Мы с Федей выскочили из машины, и я повел его по знакомому маршруту: свидетельство о смерти, квитанция — в одно окно; сразу показал ему, куда обращаться, чтобы оплатить за место в колумбарии, где заказать доску с надписью — я с Натальей все это усваивал раз за разом: умерла мама, потом ее отец, потом моя тетка, отчим. В наших семьях мы с Натальей за старших.

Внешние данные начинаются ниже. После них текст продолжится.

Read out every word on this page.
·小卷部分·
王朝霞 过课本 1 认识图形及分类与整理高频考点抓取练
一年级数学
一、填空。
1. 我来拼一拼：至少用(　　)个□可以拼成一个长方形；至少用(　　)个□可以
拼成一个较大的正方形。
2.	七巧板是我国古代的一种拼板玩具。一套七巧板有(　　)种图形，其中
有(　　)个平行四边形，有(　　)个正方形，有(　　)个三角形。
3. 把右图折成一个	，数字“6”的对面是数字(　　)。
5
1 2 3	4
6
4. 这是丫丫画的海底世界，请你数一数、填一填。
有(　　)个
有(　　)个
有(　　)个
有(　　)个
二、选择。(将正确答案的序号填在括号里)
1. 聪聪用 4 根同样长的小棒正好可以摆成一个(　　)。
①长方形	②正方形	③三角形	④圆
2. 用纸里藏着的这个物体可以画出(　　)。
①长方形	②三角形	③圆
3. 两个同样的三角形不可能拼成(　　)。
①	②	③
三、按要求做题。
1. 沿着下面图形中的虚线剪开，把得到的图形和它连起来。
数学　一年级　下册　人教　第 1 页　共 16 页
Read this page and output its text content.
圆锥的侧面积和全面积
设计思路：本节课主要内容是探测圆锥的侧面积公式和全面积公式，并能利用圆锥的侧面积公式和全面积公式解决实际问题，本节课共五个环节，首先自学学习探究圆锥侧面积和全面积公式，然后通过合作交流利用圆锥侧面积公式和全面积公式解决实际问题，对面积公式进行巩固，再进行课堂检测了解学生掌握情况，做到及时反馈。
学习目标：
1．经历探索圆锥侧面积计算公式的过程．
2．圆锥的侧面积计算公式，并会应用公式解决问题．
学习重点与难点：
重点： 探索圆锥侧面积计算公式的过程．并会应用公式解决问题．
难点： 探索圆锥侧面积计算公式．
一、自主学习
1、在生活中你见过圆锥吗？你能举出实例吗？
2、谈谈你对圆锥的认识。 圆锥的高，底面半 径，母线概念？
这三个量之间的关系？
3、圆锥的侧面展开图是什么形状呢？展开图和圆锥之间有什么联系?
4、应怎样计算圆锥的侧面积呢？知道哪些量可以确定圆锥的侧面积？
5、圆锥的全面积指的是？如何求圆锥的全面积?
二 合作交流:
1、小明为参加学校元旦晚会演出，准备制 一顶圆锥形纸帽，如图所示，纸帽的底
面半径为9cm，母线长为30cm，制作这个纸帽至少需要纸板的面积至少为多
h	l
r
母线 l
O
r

Наконец наш автобус тронулся дальше. За ограду легковые машины не пускали. Евгения Григорьевна и ее подруга вышли на мороз из теплой машины; все мы скорбно, совсем маленькая группа: Федя, его теща с подругой, лифтерша, два шофера и я, — пошли за катафалком. По дороге я обернулся: наши машины, выстроившиеся в ряд, просвечивая через снег черными лакированными боками, выглядели очень внушительно.

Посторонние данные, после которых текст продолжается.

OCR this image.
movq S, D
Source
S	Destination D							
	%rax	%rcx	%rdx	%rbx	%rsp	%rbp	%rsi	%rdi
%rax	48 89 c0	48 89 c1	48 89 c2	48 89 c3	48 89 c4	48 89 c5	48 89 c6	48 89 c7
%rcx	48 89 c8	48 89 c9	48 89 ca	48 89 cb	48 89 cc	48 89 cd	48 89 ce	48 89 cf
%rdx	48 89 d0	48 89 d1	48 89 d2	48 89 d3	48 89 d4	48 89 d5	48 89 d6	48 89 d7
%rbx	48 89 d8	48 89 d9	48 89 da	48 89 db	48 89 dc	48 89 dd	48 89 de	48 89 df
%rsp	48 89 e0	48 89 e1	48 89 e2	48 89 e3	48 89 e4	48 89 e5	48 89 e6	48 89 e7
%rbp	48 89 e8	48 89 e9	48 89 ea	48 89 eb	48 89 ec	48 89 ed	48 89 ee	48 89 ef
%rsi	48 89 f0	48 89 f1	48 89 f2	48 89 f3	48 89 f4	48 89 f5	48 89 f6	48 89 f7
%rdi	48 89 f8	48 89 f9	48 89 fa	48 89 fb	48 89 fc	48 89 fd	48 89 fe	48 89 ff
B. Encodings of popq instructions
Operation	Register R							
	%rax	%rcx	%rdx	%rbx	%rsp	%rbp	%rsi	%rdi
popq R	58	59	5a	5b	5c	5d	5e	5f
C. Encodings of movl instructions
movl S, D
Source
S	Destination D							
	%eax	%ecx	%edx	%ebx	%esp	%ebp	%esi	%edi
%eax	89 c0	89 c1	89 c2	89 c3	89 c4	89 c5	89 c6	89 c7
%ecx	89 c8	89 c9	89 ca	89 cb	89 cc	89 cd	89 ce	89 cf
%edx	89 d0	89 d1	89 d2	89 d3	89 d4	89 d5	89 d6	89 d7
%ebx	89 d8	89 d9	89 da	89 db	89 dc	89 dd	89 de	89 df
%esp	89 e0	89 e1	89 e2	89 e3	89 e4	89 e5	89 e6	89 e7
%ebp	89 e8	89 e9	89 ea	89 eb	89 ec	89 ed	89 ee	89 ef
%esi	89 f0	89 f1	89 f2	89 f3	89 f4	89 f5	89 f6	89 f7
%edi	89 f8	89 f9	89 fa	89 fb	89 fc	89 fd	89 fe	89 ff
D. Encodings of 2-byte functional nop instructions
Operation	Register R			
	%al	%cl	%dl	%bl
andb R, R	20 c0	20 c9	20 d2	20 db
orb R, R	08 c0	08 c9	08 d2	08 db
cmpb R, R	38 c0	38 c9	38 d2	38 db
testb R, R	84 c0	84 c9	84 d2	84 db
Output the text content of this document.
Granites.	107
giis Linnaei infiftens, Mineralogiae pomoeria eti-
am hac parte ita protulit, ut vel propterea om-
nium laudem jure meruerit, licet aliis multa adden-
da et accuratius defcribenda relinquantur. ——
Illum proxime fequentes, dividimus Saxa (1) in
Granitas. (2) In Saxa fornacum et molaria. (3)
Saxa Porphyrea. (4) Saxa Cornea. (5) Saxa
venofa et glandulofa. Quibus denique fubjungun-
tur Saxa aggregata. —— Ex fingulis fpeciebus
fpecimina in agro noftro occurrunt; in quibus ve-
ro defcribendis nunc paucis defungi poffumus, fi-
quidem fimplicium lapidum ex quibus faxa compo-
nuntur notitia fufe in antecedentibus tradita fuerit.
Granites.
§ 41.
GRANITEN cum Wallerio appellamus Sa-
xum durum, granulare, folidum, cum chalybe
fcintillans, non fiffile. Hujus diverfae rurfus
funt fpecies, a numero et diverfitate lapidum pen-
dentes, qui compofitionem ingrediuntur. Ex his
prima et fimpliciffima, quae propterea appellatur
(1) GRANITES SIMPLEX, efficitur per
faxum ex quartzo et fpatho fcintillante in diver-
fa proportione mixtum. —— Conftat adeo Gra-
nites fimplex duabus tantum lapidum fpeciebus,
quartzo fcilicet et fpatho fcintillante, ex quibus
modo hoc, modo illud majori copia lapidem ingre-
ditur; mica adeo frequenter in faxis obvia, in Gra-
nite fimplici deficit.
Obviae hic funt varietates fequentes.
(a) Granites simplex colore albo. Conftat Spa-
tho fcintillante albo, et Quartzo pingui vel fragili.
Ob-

Последний путь! Вот он, совсем короткий, метров сто. Пляшет метель, снег заваливает большое огороженное поле, и только вдалеке, почти у стены, из снега торчат, как обгорелые спички, надгробья. Еще год назад их было так мало. Быстро смерть собирает свои урожаи. Иду и думаю — черт знает о чем думаю! — как в новом цехе смонтировать мостовой кран. Хорошо, что хоть мою жизнь обошли дрязги, интриги, анонимки, измены жены, разводы. А ведь живут же люди и с этим, на такие чудовищные нелепицы переводят жизнь. Хорошо, что у Наташки и у меня совсем нет чувства престижа: стоит в доме мебель и стоит, новой мы покупать покуда не собираемся, есть «Запорожец»— и хорошо, нам другой машины на дачу ездить и не надо. Ой, ой, ой, почему «Запорожец», а не «Жигули»? Когда поедете на машине на юг, Косте никто не поверит, что он директор завода! А зачем нужно, чтобы верили! Пусть думают, что я бригадир, продавец галантереи или мясник. Ну, в это уж совсем не поверят! Зато разве мы в чем-нибудь отказывали себе? В отдыхе? В дорогой хорошей книге? В тряпках или теплой обуви? Нет, свои сорок лет я прожил счастливо. Хорошо прожил. Так что, друзья и товарищи, будете идти за моим гробом — ни тени печали, никаких слез и рыданий: покойник жил счастливо. Вот так. Точка.
Я опять посмотрел на Федю. Рано обрюзг парень, понурился. Что заботит моего друга? Скорый отъезд? На кого он теперь бросит Валерочку? На кого оставит квартиру и машину?
У меня уже нет размышлений о вечном. Про себя я уже простился. Я сейчас должен быть спокойнее, потому что боль Феди и сильнее и ближе, чем моя, я сейчас помощник, распорядитель. Сердчишко у меня не должно дрогнуть. В конце концов и привычка что-то значит.
Все шло быстро.
— Ребята, тележка в вестибюле.
— Взялись. Каждый с угла…
— Снимаем крышку и ставим ее слева…
На хорах в небольшом зальчике играет квартет. Я отхожу вглубь, и тогда взгляд достигает скрытых от меня музыкантов. Две пожилые женщины играют на скрипках, молоденький пацанчик — только что, видимо, закончил музыкальную школу, а может быть, уже и поступил в консерваторию, подрабатывает — играет на виолончели, как он только ее носит, с такой-то худобой, его, видимо, ровесница, девочка играет на альте. Боже мой, как она глядит на своего виолончелиста. Как глядит! Пожилая скрипачка скучно переворачивает ноты.